Was the unidentified man now being treated for Ebola in Dallas initially sent home from the hospital where he sought treatment because of his lack of insurance in a state which is refusing Medicaid expansion? Or was it just the fantastic health infrastructure? No word yet. But if one individual's inability to pay turns out to be the cause of Ebola spreading in the US, then it also might be the impetus to finally enact a true single payer health care system in this country. After all, denial of medical care to people based on their bank accounts and social status will also have an adverse affect on the healthy wealthy who dictate social policy. All the gated communities, all the private security guards, all the private boutique hospital suites with concierge service in the world will not protect them in the horrible event that Ebola (or any other mutated pathogen, for that matter) gets out of control. You can't bribe Ebola.

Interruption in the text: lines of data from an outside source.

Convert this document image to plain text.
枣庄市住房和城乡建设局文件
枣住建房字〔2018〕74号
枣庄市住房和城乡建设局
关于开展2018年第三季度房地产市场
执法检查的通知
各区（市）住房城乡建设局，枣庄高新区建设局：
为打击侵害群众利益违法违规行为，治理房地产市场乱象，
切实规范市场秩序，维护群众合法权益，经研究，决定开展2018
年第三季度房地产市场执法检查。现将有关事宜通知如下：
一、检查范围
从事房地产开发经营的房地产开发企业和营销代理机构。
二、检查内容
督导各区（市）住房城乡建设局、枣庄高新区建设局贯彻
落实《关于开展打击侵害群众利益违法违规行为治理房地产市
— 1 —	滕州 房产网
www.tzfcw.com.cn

Meanwhile, our leaders have been doing everything in their power to actually foment a public panic over the "cancer" of ISIS, which before Ebola made its unscripted appearance, was threatening to surge over the Texas border right along with all those hideous hordes of undocumented Illegals, threatening to kill us all in our beds unless we spend trillions on bombs and tanks and drones.
Meanwhile, officials blithely assure us that once it hits the exceptionally rich soil of the Homeland (the preferred new name for USA) Ebola doesn't stand a chance. I guess they never heard the story about how the Black Plague had morphed into two forms (bubonic and pneumonic) -- the first spread by fleas, the other, then-rarer form, by human aerosol droplets. As they say in the pathogenic real estate biz: Mutation, Mutation, Mutation.
As Sophie Delauney, director of Doctors Without Borders, told NPR recently,
"It (the actual reality of the plague) is so horrific, that once you realize how dramatic the situation is, then you just keep thinking about Ebola all the time. But until you make that step, you prefer to get away from it."
The only thing we have to fear are the fear-mongers themselves, who prefer that we think instead about fake terror groups and beheadings. What we really should all be panicking about is the latest outbreak of official ineptitude, pathological denialism, and outright stupidity of government bureaucrats and self-dealing politicians.